A quick and delicious recipe that combines the best of tacos and pasta, perfect for picnics, potlucks, and summertime barbecues.
Ingredients
Scale:
8 ounces of rotini or fusilli pasta
1 pound of ground beef (or ground turkey or a plant-based alternative)
1 packet (1 ounce) of taco seasoning
1 cup of cherry tomatoes, halved
1 cup of black beans, drained and rinsed
1 cup of corn
1 cup of bell peppers, diced
1 cup of shredded cheese
1 avocado, diced
1/2 cup of green onions, sliced
1/4 cup of fresh cilantro, chopped
1/2 cup of sour cream or Greek yogurt
1/4 cup of mayonnaise
2 tablespoons of lime juice
1 tablespoon of taco sauce (optional)
Salt and pepper to taste
Instructions
Cook the Pasta: Begin by bringing a large pot of salted water to a boil.
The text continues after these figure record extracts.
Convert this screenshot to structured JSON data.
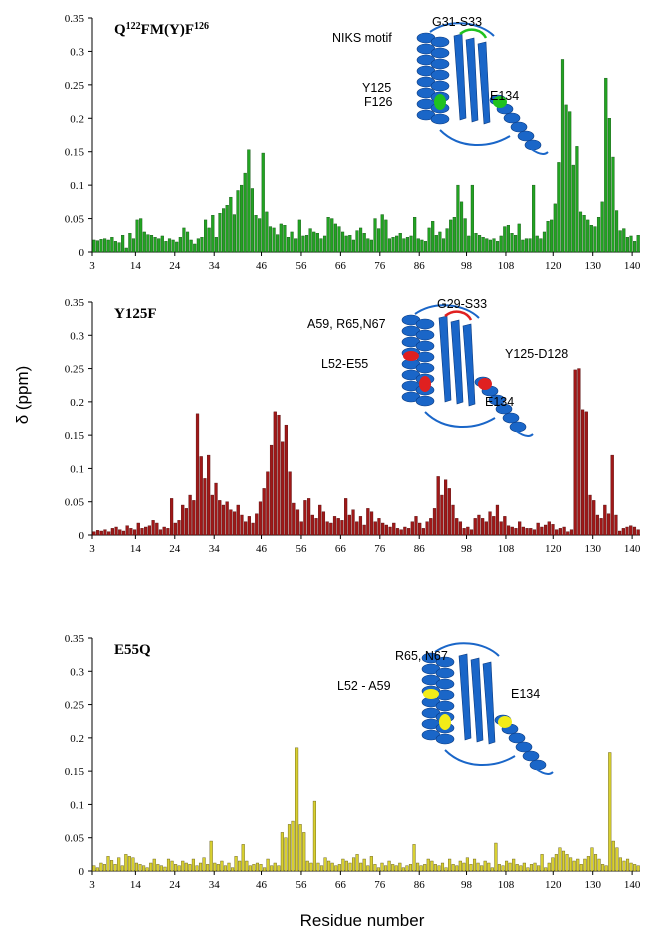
{
  "chart_data": {
    "ylabel": "δ (ppm)",
    "xlabel": "Residue number",
    "y_ticks": [
      "0",
      "0.05",
      "0.1",
      "0.15",
      "0.2",
      "0.25",
      "0.3",
      "0.35"
    ],
    "x_ticks": [
      "3",
      "14",
      "24",
      "34",
      "46",
      "56",
      "66",
      "76",
      "86",
      "98",
      "108",
      "120",
      "130",
      "140"
    ],
    "panels": [
      {
        "type": "bar",
        "title_main": "Q",
        "title_sup1": "122",
        "title_mid": "FM(Y)F",
        "title_sup2": "126",
        "color": "#22a322",
        "edge": "#0f4f0f",
        "x_range": [
          3,
          142
        ],
        "ylim": [
          0,
          0.35
        ],
        "annotations": [
          "NIKS motif",
          "G31-S33",
          "Y125",
          "F126",
          "E134"
        ],
        "values": [
          0.018,
          0.017,
          0.019,
          0.02,
          0.018,
          0.022,
          0.016,
          0.014,
          0.025,
          0.006,
          0.028,
          0.02,
          0.048,
          0.05,
          0.03,
          0.026,
          0.025,
          0.022,
          0.02,
          0.024,
          0.016,
          0.02,
          0.018,
          0.015,
          0.022,
          0.036,
          0.03,
          0.018,
          0.012,
          0.02,
          0.022,
          0.048,
          0.036,
          0.055,
          0.022,
          0.058,
          0.065,
          0.07,
          0.082,
          0.056,
          0.092,
          0.1,
          0.118,
          0.153,
          0.095,
          0.055,
          0.05,
          0.148,
          0.06,
          0.038,
          0.036,
          0.026,
          0.042,
          0.04,
          0.022,
          0.03,
          0.02,
          0.048,
          0.024,
          0.025,
          0.035,
          0.03,
          0.028,
          0.02,
          0.024,
          0.052,
          0.05,
          0.042,
          0.038,
          0.03,
          0.024,
          0.025,
          0.018,
          0.032,
          0.036,
          0.028,
          0.02,
          0.018,
          0.05,
          0.035,
          0.056,
          0.048,
          0.02,
          0.022,
          0.024,
          0.028,
          0.02,
          0.022,
          0.024,
          0.052,
          0.02,
          0.018,
          0.016,
          0.036,
          0.046,
          0.025,
          0.03,
          0.02,
          0.035,
          0.048,
          0.052,
          0.1,
          0.075,
          0.05,
          0.024,
          0.1,
          0.028,
          0.025,
          0.022,
          0.02,
          0.018,
          0.02,
          0.016,
          0.024,
          0.038,
          0.04,
          0.028,
          0.025,
          0.042,
          0.018,
          0.02,
          0.02,
          0.1,
          0.024,
          0.02,
          0.03,
          0.046,
          0.048,
          0.072,
          0.134,
          0.288,
          0.22,
          0.21,
          0.13,
          0.158,
          0.06,
          0.055,
          0.048,
          0.04,
          0.038,
          0.052,
          0.075,
          0.26,
          0.2,
          0.142,
          0.062,
          0.032,
          0.035,
          0.022,
          0.024,
          0.016,
          0.025
        ]
      },
      {
        "type": "bar",
        "title_main": "Y125F",
        "title_sup1": "",
        "title_mid": "",
        "title_sup2": "",
        "color": "#a01818",
        "edge": "#4d0808",
        "x_range": [
          3,
          142
        ],
        "ylim": [
          0,
          0.35
        ],
        "annotations": [
          "A59, R65,N67",
          "G29-S33",
          "L52-E55",
          "Y125-D128",
          "E134"
        ],
        "values": [
          0.005,
          0.007,
          0.006,
          0.008,
          0.005,
          0.01,
          0.012,
          0.008,
          0.006,
          0.014,
          0.01,
          0.008,
          0.018,
          0.01,
          0.012,
          0.014,
          0.022,
          0.018,
          0.008,
          0.012,
          0.01,
          0.055,
          0.018,
          0.022,
          0.045,
          0.04,
          0.06,
          0.052,
          0.182,
          0.118,
          0.085,
          0.12,
          0.06,
          0.078,
          0.052,
          0.045,
          0.05,
          0.038,
          0.035,
          0.045,
          0.03,
          0.02,
          0.028,
          0.018,
          0.032,
          0.05,
          0.07,
          0.095,
          0.135,
          0.185,
          0.18,
          0.14,
          0.165,
          0.095,
          0.048,
          0.038,
          0.02,
          0.052,
          0.055,
          0.03,
          0.025,
          0.045,
          0.035,
          0.02,
          0.018,
          0.028,
          0.025,
          0.022,
          0.055,
          0.03,
          0.038,
          0.02,
          0.028,
          0.015,
          0.04,
          0.035,
          0.02,
          0.025,
          0.018,
          0.015,
          0.012,
          0.018,
          0.01,
          0.008,
          0.012,
          0.01,
          0.02,
          0.028,
          0.018,
          0.01,
          0.02,
          0.025,
          0.04,
          0.088,
          0.06,
          0.083,
          0.07,
          0.045,
          0.025,
          0.02,
          0.01,
          0.012,
          0.008,
          0.025,
          0.03,
          0.025,
          0.02,
          0.035,
          0.028,
          0.045,
          0.02,
          0.028,
          0.014,
          0.012,
          0.01,
          0.02,
          0.012,
          0.01,
          0.01,
          0.008,
          0.018,
          0.012,
          0.015,
          0.02,
          0.016,
          0.008,
          0.01,
          0.012,
          0.005,
          0.008,
          0.248,
          0.25,
          0.188,
          0.185,
          0.06,
          0.052,
          0.03,
          0.025,
          0.045,
          0.032,
          0.12,
          0.03,
          0.006,
          0.01,
          0.012,
          0.014,
          0.012,
          0.008
        ]
      },
      {
        "type": "bar",
        "title_main": "E55Q",
        "title_sup1": "",
        "title_mid": "",
        "title_sup2": "",
        "color": "#d8d030",
        "edge": "#5a5010",
        "x_range": [
          3,
          142
        ],
        "ylim": [
          0,
          0.35
        ],
        "annotations": [
          "R65, N67",
          "L52 - A59",
          "E134"
        ],
        "values": [
          0.008,
          0.005,
          0.012,
          0.01,
          0.022,
          0.016,
          0.01,
          0.02,
          0.008,
          0.025,
          0.022,
          0.02,
          0.012,
          0.01,
          0.008,
          0.005,
          0.012,
          0.018,
          0.01,
          0.008,
          0.006,
          0.018,
          0.015,
          0.01,
          0.008,
          0.015,
          0.012,
          0.01,
          0.018,
          0.008,
          0.012,
          0.02,
          0.01,
          0.045,
          0.012,
          0.01,
          0.015,
          0.008,
          0.012,
          0.005,
          0.022,
          0.015,
          0.04,
          0.015,
          0.008,
          0.01,
          0.012,
          0.01,
          0.005,
          0.018,
          0.008,
          0.012,
          0.008,
          0.058,
          0.05,
          0.07,
          0.075,
          0.185,
          0.07,
          0.058,
          0.015,
          0.012,
          0.105,
          0.012,
          0.008,
          0.02,
          0.015,
          0.012,
          0.008,
          0.01,
          0.018,
          0.015,
          0.012,
          0.02,
          0.025,
          0.012,
          0.018,
          0.008,
          0.022,
          0.01,
          0.005,
          0.012,
          0.008,
          0.015,
          0.01,
          0.008,
          0.012,
          0.005,
          0.008,
          0.01,
          0.04,
          0.012,
          0.008,
          0.01,
          0.018,
          0.015,
          0.01,
          0.008,
          0.012,
          0.005,
          0.018,
          0.01,
          0.008,
          0.015,
          0.012,
          0.02,
          0.01,
          0.018,
          0.012,
          0.008,
          0.015,
          0.012,
          0.005,
          0.042,
          0.01,
          0.008,
          0.015,
          0.012,
          0.018,
          0.01,
          0.008,
          0.012,
          0.005,
          0.01,
          0.012,
          0.008,
          0.025,
          0.005,
          0.012,
          0.02,
          0.025,
          0.035,
          0.03,
          0.025,
          0.02,
          0.015,
          0.018,
          0.01,
          0.018,
          0.022,
          0.035,
          0.025,
          0.018,
          0.01,
          0.008,
          0.178,
          0.045,
          0.035,
          0.02,
          0.015,
          0.018,
          0.012,
          0.01,
          0.008
        ]
      }
    ]
  }
}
Add the rotini or fusilli pasta and cook according to package instructions, usually about 8-10 minutes, until al dente. Drain and rinse under cold water to cool down.
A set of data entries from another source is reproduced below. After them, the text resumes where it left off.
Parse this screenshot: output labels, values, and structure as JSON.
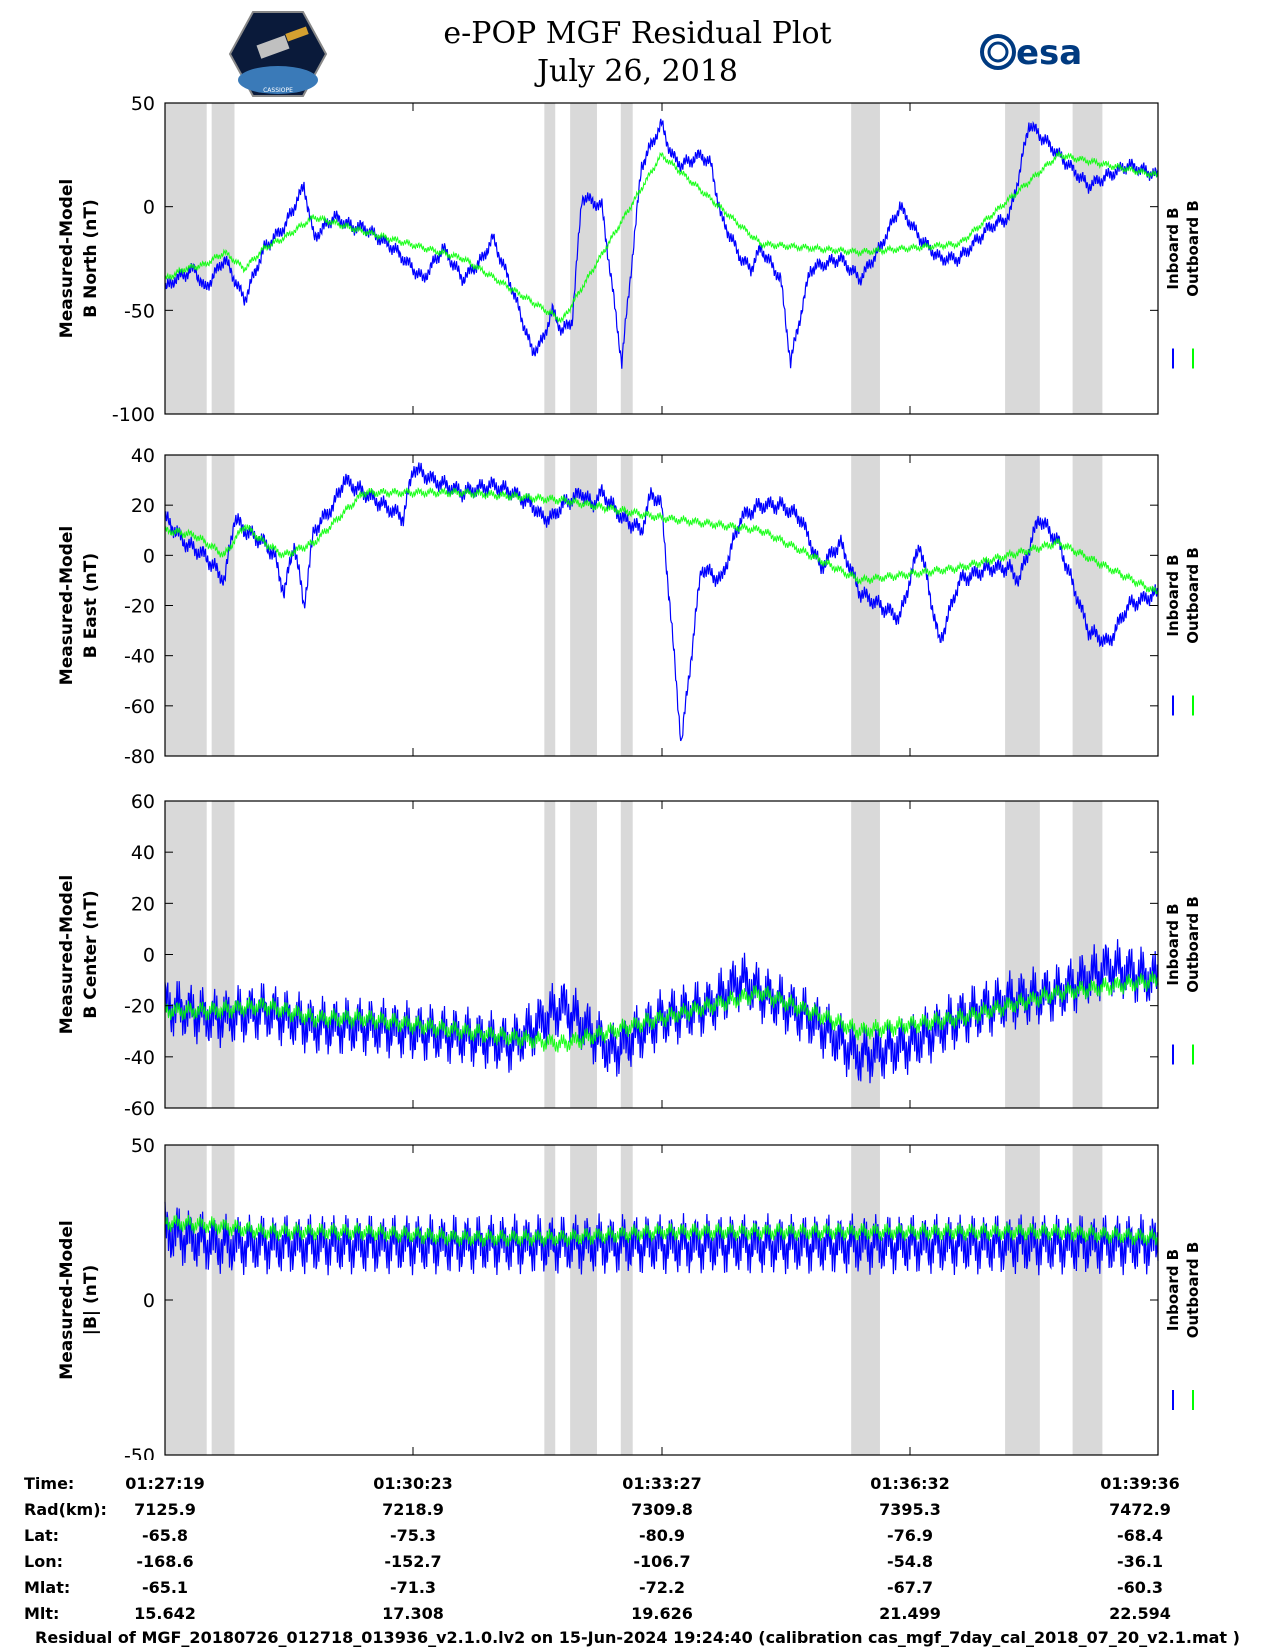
{
  "title": "e-POP MGF Residual Plot",
  "date": "July 26, 2018",
  "logo_left_text": "CASSIOPE",
  "logo_right_text": "esa",
  "colors": {
    "inboard": "#0000ff",
    "outboard": "#00ff00",
    "shade": "#d9d9d9",
    "axis": "#000000"
  },
  "legend": {
    "inboard": "Inboard B",
    "outboard": "Outboard B"
  },
  "chart_data": [
    {
      "type": "line",
      "ylabel_line1": "Measured-Model",
      "ylabel_line2": "B North (nT)",
      "ylim": [
        -100,
        50
      ],
      "yticks": [
        -100,
        -50,
        0,
        50
      ],
      "yticklabels": [
        "-100",
        "-50",
        "0",
        "50"
      ],
      "series": [
        {
          "name": "Inboard B",
          "x": [
            0,
            0.01,
            0.03,
            0.04,
            0.06,
            0.08,
            0.1,
            0.11,
            0.12,
            0.14,
            0.15,
            0.17,
            0.19,
            0.2,
            0.23,
            0.25,
            0.26,
            0.28,
            0.3,
            0.32,
            0.33,
            0.35,
            0.36,
            0.37,
            0.38,
            0.39,
            0.4,
            0.41,
            0.42,
            0.44,
            0.46,
            0.48,
            0.5,
            0.51,
            0.52,
            0.54,
            0.55,
            0.56,
            0.58,
            0.59,
            0.6,
            0.62,
            0.63,
            0.65,
            0.68,
            0.7,
            0.72,
            0.74,
            0.76,
            0.78,
            0.8,
            0.83,
            0.85,
            0.86,
            0.87,
            0.89,
            0.91,
            0.93,
            0.95,
            0.97,
            1.0
          ],
          "values": [
            -40,
            -35,
            -30,
            -40,
            -25,
            -45,
            -20,
            -15,
            -10,
            10,
            -15,
            -5,
            -10,
            -10,
            -20,
            -30,
            -35,
            -20,
            -35,
            -25,
            -15,
            -40,
            -55,
            -70,
            -65,
            -50,
            -60,
            -55,
            5,
            0,
            -75,
            20,
            40,
            25,
            20,
            25,
            20,
            -5,
            -25,
            -30,
            -20,
            -35,
            -75,
            -30,
            -25,
            -35,
            -20,
            0,
            -15,
            -25,
            -25,
            -10,
            -5,
            15,
            40,
            30,
            20,
            10,
            15,
            20,
            15
          ],
          "spread": 4
        },
        {
          "name": "Outboard B",
          "x": [
            0,
            0.02,
            0.04,
            0.06,
            0.08,
            0.1,
            0.12,
            0.15,
            0.2,
            0.3,
            0.4,
            0.5,
            0.6,
            0.7,
            0.8,
            0.9,
            1.0
          ],
          "values": [
            -35,
            -30,
            -28,
            -22,
            -30,
            -20,
            -15,
            -5,
            -12,
            -25,
            -55,
            25,
            -18,
            -22,
            -18,
            25,
            15
          ],
          "spread": 2
        }
      ]
    },
    {
      "type": "line",
      "ylabel_line1": "Measured-Model",
      "ylabel_line2": "B East (nT)",
      "ylim": [
        -80,
        40
      ],
      "yticks": [
        -80,
        -60,
        -40,
        -20,
        0,
        20,
        40
      ],
      "yticklabels": [
        "-80",
        "-60",
        "-40",
        "-20",
        "0",
        "20",
        "40"
      ],
      "series": [
        {
          "name": "Inboard B",
          "x": [
            0,
            0.02,
            0.04,
            0.06,
            0.07,
            0.08,
            0.1,
            0.11,
            0.12,
            0.13,
            0.14,
            0.15,
            0.17,
            0.18,
            0.2,
            0.22,
            0.24,
            0.25,
            0.27,
            0.3,
            0.33,
            0.35,
            0.37,
            0.38,
            0.39,
            0.4,
            0.42,
            0.43,
            0.44,
            0.46,
            0.48,
            0.49,
            0.5,
            0.52,
            0.54,
            0.56,
            0.58,
            0.6,
            0.62,
            0.64,
            0.66,
            0.68,
            0.7,
            0.72,
            0.74,
            0.76,
            0.78,
            0.8,
            0.83,
            0.85,
            0.86,
            0.88,
            0.9,
            0.93,
            0.95,
            0.97,
            1.0
          ],
          "values": [
            15,
            5,
            0,
            -10,
            15,
            10,
            5,
            0,
            -15,
            5,
            -20,
            10,
            20,
            30,
            25,
            20,
            15,
            35,
            30,
            25,
            28,
            25,
            20,
            15,
            15,
            20,
            25,
            20,
            25,
            15,
            10,
            25,
            20,
            -75,
            -5,
            -10,
            15,
            20,
            20,
            15,
            -5,
            5,
            -15,
            -20,
            -25,
            5,
            -35,
            -10,
            -5,
            -5,
            -10,
            15,
            5,
            -30,
            -35,
            -20,
            -15
          ],
          "spread": 4
        },
        {
          "name": "Outboard B",
          "x": [
            0,
            0.03,
            0.06,
            0.08,
            0.1,
            0.12,
            0.15,
            0.2,
            0.3,
            0.4,
            0.5,
            0.6,
            0.7,
            0.8,
            0.9,
            1.0
          ],
          "values": [
            10,
            8,
            0,
            12,
            5,
            0,
            5,
            25,
            25,
            22,
            15,
            10,
            -10,
            -5,
            5,
            -15
          ],
          "spread": 2
        }
      ]
    },
    {
      "type": "line",
      "ylabel_line1": "Measured-Model",
      "ylabel_line2": "B Center (nT)",
      "ylim": [
        -60,
        60
      ],
      "yticks": [
        -60,
        -40,
        -20,
        0,
        20,
        40,
        60
      ],
      "yticklabels": [
        "-60",
        "-40",
        "-20",
        "0",
        "20",
        "40",
        "60"
      ],
      "series": [
        {
          "name": "Inboard B",
          "x": [
            0,
            0.05,
            0.1,
            0.15,
            0.2,
            0.25,
            0.3,
            0.35,
            0.4,
            0.45,
            0.5,
            0.55,
            0.58,
            0.6,
            0.65,
            0.7,
            0.75,
            0.8,
            0.85,
            0.9,
            0.95,
            1.0
          ],
          "values": [
            -20,
            -25,
            -22,
            -28,
            -28,
            -30,
            -32,
            -35,
            -20,
            -38,
            -25,
            -20,
            -10,
            -15,
            -25,
            -40,
            -35,
            -25,
            -18,
            -15,
            -5,
            -10
          ],
          "spread": 12
        },
        {
          "name": "Outboard B",
          "x": [
            0,
            0.05,
            0.1,
            0.15,
            0.2,
            0.3,
            0.4,
            0.5,
            0.6,
            0.7,
            0.8,
            0.9,
            1.0
          ],
          "values": [
            -22,
            -22,
            -20,
            -25,
            -25,
            -30,
            -35,
            -25,
            -15,
            -30,
            -25,
            -15,
            -10
          ],
          "spread": 4
        }
      ]
    },
    {
      "type": "line",
      "ylabel_line1": "Measured-Model",
      "ylabel_line2": "|B| (nT)",
      "ylim": [
        -50,
        50
      ],
      "yticks": [
        -50,
        0,
        50
      ],
      "yticklabels": [
        "-50",
        "0",
        "50"
      ],
      "series": [
        {
          "name": "Inboard B",
          "x": [
            0,
            0.05,
            0.1,
            0.15,
            0.2,
            0.25,
            0.3,
            0.35,
            0.4,
            0.45,
            0.5,
            0.55,
            0.6,
            0.65,
            0.7,
            0.75,
            0.8,
            0.85,
            0.9,
            0.95,
            1.0
          ],
          "values": [
            22,
            18,
            18,
            18,
            18,
            18,
            18,
            18,
            18,
            18,
            18,
            18,
            18,
            18,
            18,
            18,
            18,
            18,
            18,
            18,
            18
          ],
          "spread": 10
        },
        {
          "name": "Outboard B",
          "x": [
            0,
            0.05,
            0.1,
            0.2,
            0.3,
            0.4,
            0.5,
            0.6,
            0.7,
            0.8,
            0.9,
            1.0
          ],
          "values": [
            25,
            24,
            22,
            22,
            20,
            20,
            22,
            22,
            22,
            22,
            22,
            20
          ],
          "spread": 3
        }
      ]
    }
  ],
  "shaded_regions": [
    [
      0.0,
      0.042
    ],
    [
      0.047,
      0.07
    ],
    [
      0.382,
      0.393
    ],
    [
      0.408,
      0.435
    ],
    [
      0.459,
      0.471
    ],
    [
      0.691,
      0.72
    ],
    [
      0.846,
      0.881
    ],
    [
      0.914,
      0.944
    ]
  ],
  "time_row": {
    "headers": [
      "Time:",
      "Rad(km):",
      "Lat:",
      "Lon:",
      "Mlat:",
      "Mlt:"
    ],
    "columns": [
      {
        "time": "01:27:19",
        "rad": "7125.9",
        "lat": "-65.8",
        "lon": "-168.6",
        "mlat": "-65.1",
        "mlt": "15.642"
      },
      {
        "time": "01:30:23",
        "rad": "7218.9",
        "lat": "-75.3",
        "lon": "-152.7",
        "mlat": "-71.3",
        "mlt": "17.308"
      },
      {
        "time": "01:33:27",
        "rad": "7309.8",
        "lat": "-80.9",
        "lon": "-106.7",
        "mlat": "-72.2",
        "mlt": "19.626"
      },
      {
        "time": "01:36:32",
        "rad": "7395.3",
        "lat": "-76.9",
        "lon": "-54.8",
        "mlat": "-67.7",
        "mlt": "21.499"
      },
      {
        "time": "01:39:36",
        "rad": "7472.9",
        "lat": "-68.4",
        "lon": "-36.1",
        "mlat": "-60.3",
        "mlt": "22.594"
      }
    ]
  },
  "footer": "Residual of MGF_20180726_012718_013936_v2.1.0.lv2 on 15-Jun-2024 19:24:40 (calibration cas_mgf_7day_cal_2018_07_20_v2.1.mat )"
}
Brown the Ground Beef: In a large skillet over medium heat, add the ground beef. Cook until browned, breaking it apart with a spoon for about 5-7 minutes. Drain any excess fat.
Add Taco Seasoning: Sprinkle the taco seasoning over the browned beef, adding 1/4 cup of water. Stir well and let simmer for about 3-4 minutes until thickened.
Prepare the Dressing: In a mixing bowl, combine sour cream, mayonnaise, lime juice, taco sauce, salt, and pepper. Whisk until smooth.
Combine Salad Ingredients: In a large bowl, combine the cooled pasta, seasoned ground beef, cherry tomatoes, black beans, corn, bell peppers, shredded cheese, avocado, green onions, and cilantro. Gently fold together.